Monday, Mar. 18, 1974
A Question of Zeal
Nixon partisans who accuse the press of recklessness in its Watergate coverage have been getting reinforcement from unlikely places. Columnist Joseph Kraft, an Administration "enemy" whose home telephone was once tapped, last week wrote of the "spirit of rivalrous competition and self-important narcissism now so rampant in the fourth estate." Managing Editor Howard Simons of the Washington Post, the most tenacious newspaper on the Watergate trail, spoke recently about "shark frenzy"--the urge among some newsmen "to rush in to get a bite of that bleeding body in the water."
Kraft was criticizing the coverage of the Watergate grand jury's confidential report to Judge John Sirica, which was handed up along with the indictments. Though his column did not offer examples, he said later that he was thinking of stories by Bob Woodward and Carl Bernstein of the Washington Post, James Naughton of the New York Times, Newsweek and CBS. The network had speculated--erroneously, as it turned out--on the number of people who were about to be named as defendants and coconspirators. The three publications, and others as well, discussed the grand jury's deliberations over whether Richard Nixon should be indicted.

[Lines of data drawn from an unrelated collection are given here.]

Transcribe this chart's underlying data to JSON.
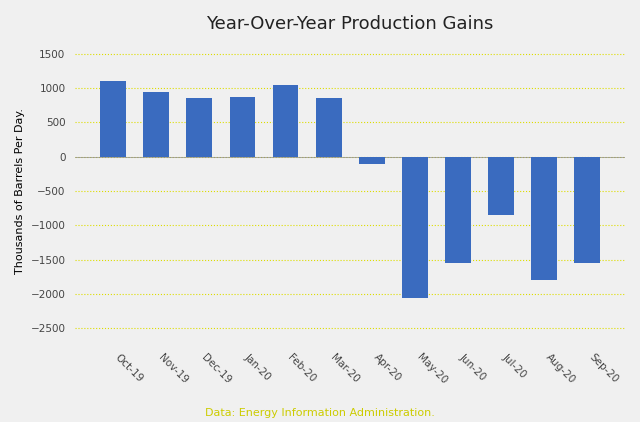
{
  "categories": [
    "Oct-19",
    "Nov-19",
    "Dec-19",
    "Jan-20",
    "Feb-20",
    "Mar-20",
    "Apr-20",
    "May-20",
    "Jun-20",
    "Jul-20",
    "Aug-20",
    "Sep-20"
  ],
  "values": [
    1100,
    950,
    850,
    875,
    1050,
    850,
    -100,
    -2050,
    -1550,
    -850,
    -1800,
    -1550
  ],
  "bar_color": "#3a6bbf",
  "title": "Year-Over-Year Production Gains",
  "ylabel": "Thousands of Barrels Per Day.",
  "source_text": "Data: Energy Information Administration.",
  "source_color": "#cccc00",
  "title_fontsize": 13,
  "ylabel_fontsize": 8,
  "tick_label_fontsize": 7.5,
  "source_fontsize": 8,
  "ylim": [
    -2700,
    1700
  ],
  "yticks": [
    1500,
    1000,
    500,
    0,
    -500,
    -1000,
    -1500,
    -2000,
    -2500
  ],
  "grid_color": "#dddd00",
  "bg_color": "#f0f0f0",
  "bar_width": 0.6,
  "figsize": [
    6.4,
    4.22
  ],
  "dpi": 100
}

With few specific exceptions, grand jury proceedings are supposed to be secret. Kraft conceded that in the earlier phases of Watergate, while the cover-up was partly working, journalistic enterprise was necessary to get at the basic facts. Now that the official inquiry is being conducted vigorously, he said, the "traditional inhibitions on reporting" should be applied. Abandoning that restraint, he warned, endangers individuals' rights to due process, threatens to wreck the prosecution's case on procedural grounds and gives journalism a bad name.
Though Simons was commenting earlier and more generally about the mood of the Washington press corps, he raises what amounts to the same complex question. When does reportorial zeal violate the canons of fair play? Journalism's first mission, to publish all important information that can be learned, occasionally conflicts with other imperatives that must be considered. The press is universally barred from grand jury proceedings, for instance, partly to guard the reputations of people who may never be indicted. Secrecy also protects the prosecution's case from premature disclosure.
It is true that there have been leaks from all sides in Watergate, that the news profession dearly loves exposes and scoops, and that the heat of competition sometimes melts good judgment. Last week, for instance, the Washington Star-News disclosed a private communication from Sirica to his fellow judges in which he mentioned Prosecutor Leon Jaworski's confidential estimate of the number of indictments to come. Though newsworthy, the story also intruded on grand jury privacy while adding nothing substantive to the public's knowledge of Watergate.
Yet Kraft's demand for restraint, which would be unexceptionable in most cases, raises its own problem in the very special circumstance of Watergate. This unique scandal is far more than a criminal proceeding. It has involved not powerless defendants but some of the nation's most influential officials. There have been repeated attempts to suppress evidence, minimize the case's importance, deflect guilt and hide behind the shibboleth of national security. These factors at first inhibited the press. Now the urge is to print everything obtainable in the belief that self-censorship would be itself a kind of coverup. In this atmosphere, there will doubtless be some excesses. Though Kraft is right in warning against abuses, the entire history of the Watergate mess is an argument for the fullest possible disclosure.